В 1961 году в Ленинграде вышел роман Ю. Слепухина «У черты заката», написанный на аргентинском материале и отражающий сегодняшнее положение искусства на Западе. В настоящее время то же издательство, «Советский писатель», готовит к печати другой роман Ю. Слепухина — «Перекресток», посвященный жизни советской молодежи в канун Великой Отечественной войны.
Повесть «Джоанна Аларика» написана в 1957 году, сразу после возвращения Юрия Слепухина из Южной Америки. Первоначальный ее вариант был опубликован в 1958 году ленинградским журналом «Нева» под заглавием «Расскажи всем».
Часть первая
Глава 1
Четырехмоторный лайнер «Президент» ушел в воздух с аэропорта Ла-Гардиа точно по расписанию — в два часа тридцать минут пополуночи.
Высокий трап, украшенный эмблемой Панамериканской линии — крылатым глобусом, — был убран, овальная дверца в фюзеляже задраена; провожающие стояли в стороне, за барьером, не отрывая глаз от серебряного чудовища, освещенного прожекторами. По сигналу диспетчера с контрольной башни аэропорта дрогнули и медленно завертелись гигантские четырехлопастные винты, над группой провожающих заметались платочки, ветер скомкал и погнал по бетону оброненную кем-то газету. Потом мелькающие все быстрее лопасти слились в туманные диски, рокот моторов усилился и перешел в протяжный громовой раскат. Провожающие смеялись, что-то кричали, закрывая уши ладонями. На концах крыльев лайнера вспыхнули красный и зеленый ходовые огни, он тяжело тронулся с места и, набирая скорость, покатился по взлетной дорожке.

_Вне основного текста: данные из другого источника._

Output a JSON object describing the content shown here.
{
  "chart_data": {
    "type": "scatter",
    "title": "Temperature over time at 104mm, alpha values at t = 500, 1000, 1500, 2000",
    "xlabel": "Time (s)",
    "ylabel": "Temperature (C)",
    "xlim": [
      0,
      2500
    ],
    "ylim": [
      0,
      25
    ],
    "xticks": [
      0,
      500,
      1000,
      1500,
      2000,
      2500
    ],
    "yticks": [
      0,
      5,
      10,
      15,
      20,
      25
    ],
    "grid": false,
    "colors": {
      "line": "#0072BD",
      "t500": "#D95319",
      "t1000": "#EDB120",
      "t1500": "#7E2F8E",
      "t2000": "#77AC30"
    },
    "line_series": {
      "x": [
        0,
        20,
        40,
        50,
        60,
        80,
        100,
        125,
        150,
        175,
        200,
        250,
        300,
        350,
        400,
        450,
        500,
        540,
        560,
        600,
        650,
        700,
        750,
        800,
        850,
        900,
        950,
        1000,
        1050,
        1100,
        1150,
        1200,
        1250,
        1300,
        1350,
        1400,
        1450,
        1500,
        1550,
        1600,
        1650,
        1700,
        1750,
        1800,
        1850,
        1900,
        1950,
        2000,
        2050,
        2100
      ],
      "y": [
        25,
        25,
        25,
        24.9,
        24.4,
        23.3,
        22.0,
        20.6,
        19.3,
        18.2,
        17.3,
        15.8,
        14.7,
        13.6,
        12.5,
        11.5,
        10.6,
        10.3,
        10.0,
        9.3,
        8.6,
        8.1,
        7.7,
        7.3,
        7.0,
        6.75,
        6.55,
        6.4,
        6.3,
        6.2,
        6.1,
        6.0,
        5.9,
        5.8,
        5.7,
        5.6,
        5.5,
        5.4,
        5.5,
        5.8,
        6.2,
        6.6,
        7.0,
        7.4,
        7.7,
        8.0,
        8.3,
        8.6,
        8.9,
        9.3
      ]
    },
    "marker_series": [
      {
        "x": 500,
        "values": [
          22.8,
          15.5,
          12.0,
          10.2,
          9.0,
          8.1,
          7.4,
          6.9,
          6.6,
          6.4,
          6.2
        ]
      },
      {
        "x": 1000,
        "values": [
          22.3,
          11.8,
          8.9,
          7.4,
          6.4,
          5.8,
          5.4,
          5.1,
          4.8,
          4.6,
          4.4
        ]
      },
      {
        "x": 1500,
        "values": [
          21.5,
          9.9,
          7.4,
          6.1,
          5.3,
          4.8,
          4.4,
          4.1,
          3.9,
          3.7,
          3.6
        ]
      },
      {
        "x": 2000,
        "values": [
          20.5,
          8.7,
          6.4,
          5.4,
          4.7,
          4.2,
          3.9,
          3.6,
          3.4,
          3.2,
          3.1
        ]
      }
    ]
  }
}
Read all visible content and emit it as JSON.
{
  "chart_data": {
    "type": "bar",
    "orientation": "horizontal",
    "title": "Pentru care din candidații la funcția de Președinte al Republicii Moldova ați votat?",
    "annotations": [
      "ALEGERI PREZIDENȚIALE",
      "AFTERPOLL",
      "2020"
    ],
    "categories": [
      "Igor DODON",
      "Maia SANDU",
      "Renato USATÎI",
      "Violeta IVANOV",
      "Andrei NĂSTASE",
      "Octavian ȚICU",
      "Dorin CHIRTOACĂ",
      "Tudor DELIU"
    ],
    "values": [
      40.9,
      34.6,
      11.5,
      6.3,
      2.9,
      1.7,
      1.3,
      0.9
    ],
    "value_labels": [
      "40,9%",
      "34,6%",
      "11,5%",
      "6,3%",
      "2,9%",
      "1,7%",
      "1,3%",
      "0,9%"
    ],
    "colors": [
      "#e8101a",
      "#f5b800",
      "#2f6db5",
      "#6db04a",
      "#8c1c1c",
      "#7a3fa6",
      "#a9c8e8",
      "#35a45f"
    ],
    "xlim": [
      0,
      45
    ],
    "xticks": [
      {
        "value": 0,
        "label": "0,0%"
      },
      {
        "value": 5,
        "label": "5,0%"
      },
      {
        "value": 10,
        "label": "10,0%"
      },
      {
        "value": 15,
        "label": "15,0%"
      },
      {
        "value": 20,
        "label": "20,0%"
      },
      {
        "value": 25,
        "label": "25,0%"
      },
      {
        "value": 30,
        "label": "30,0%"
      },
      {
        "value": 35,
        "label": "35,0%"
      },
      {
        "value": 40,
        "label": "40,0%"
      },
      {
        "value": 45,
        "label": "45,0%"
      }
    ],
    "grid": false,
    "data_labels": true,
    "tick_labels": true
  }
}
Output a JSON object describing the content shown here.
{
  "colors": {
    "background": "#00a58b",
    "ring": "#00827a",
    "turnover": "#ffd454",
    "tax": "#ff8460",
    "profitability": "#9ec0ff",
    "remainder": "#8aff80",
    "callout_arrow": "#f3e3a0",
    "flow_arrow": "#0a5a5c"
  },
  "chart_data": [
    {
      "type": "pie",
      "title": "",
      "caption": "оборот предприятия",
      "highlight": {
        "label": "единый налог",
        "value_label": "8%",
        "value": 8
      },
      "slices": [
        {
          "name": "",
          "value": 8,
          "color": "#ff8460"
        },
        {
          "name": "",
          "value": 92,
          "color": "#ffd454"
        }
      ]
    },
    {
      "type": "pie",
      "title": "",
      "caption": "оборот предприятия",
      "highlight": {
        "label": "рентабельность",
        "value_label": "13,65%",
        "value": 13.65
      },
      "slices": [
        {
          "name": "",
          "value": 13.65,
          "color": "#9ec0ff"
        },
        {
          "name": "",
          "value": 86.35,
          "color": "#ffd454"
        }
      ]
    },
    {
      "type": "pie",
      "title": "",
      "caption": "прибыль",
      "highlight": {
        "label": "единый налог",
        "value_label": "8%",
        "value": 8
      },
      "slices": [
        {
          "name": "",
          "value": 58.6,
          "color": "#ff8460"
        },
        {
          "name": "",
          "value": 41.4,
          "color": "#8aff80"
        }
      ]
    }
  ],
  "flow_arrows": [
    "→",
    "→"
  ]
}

В рубке управления было темно, лишь остро светились зеленым фосфором стрелки приборов да мигали разноцветные индикаторные лампочки. Свет мощной носовой фары, отражаясь от белого бетона дорожки, слабо освещал напряженные лица обоих пилотов в фуражках морского образца, примятых дужками радионаушников. Мелькающие бетонные плиты слились в сплошную белую ленту, стрелка указателя скорости медленно ползла вправо по циферблату, проходя одно светящееся деление за другим. Еще секунда — и огромная машина едва ощутимым упругим толчком отделилась от земли и повисла в воздухе.
В пассажирском салоне, надежно изолированном от рева моторов, холода разреженных высот и колебаний атмосферного давления, мягким опаловым светом сияли белые потолочные плафоны, слышалась приглушенная музыка и негромкие голоса пассажиров. Некоторые, прильнув к иллюминаторам, смотрели вниз — туда, где разворачивалось и уплывало во мрак бескрайное электрическое зарево ночного Нью-Йорка; другие, слишком уже привыкшие к отлетам и приземлениям во всех точках земного шара и в любое время суток, равнодушно листали пестрые брошюрки с расписанием рейса, правилами поведения в полете и рекламами туристских компаний и отелей или, откинув спинку своего кресла, просто готовились проспать большую часть рейса. Лайнер шел по маршруту Нью-Йорк — Гватемала — Лима — Сантьяго — Рио-де-Жанейро; почти девять тысяч миль — редкая возможность отоспаться для делового человека, давно уже принесшего отдых в жертву ненасытному богу бизнеса.
Стюардесса в ловком мундирчике и кокетливо сдвинутой набекрень пилотке, украшенной тем же крылатым глобусом и буквами «ПАА», шла по проходу между креслами, делая пометки в списке пассажиров.
Глава 2
В тысяча девятьсот тридцать первом году господа в столице опять передрались между собою, и президентом республики стал его превосходительство генерал дон Хорхе Убико. Мамерто хорошо это запомнил, потому что в тот же год случилось еще два крупных события.
Во-первых, он начал получать поденную плату взрослого пеона — пятнадцать центов. До этого Мамерто получал десять, а еще раньше работал вообще без денег. С утра до вечера он лущил кофейные зерна за миску фасоли и пару маисовых лепешек. Работа была тяжелой, от нее ломило спину и мучительно болели пальцы, разъеденные ядовитым кофейным соком, но это уж как водится — сам падре говорил в церкви, что человек должен трудиться в поте лица. Мамерто был усерден и никогда не спорил с капатасами,
[10]
и, наверное, поэтому он среди других подростков одним из первых был переведен на «взрослый» оклад.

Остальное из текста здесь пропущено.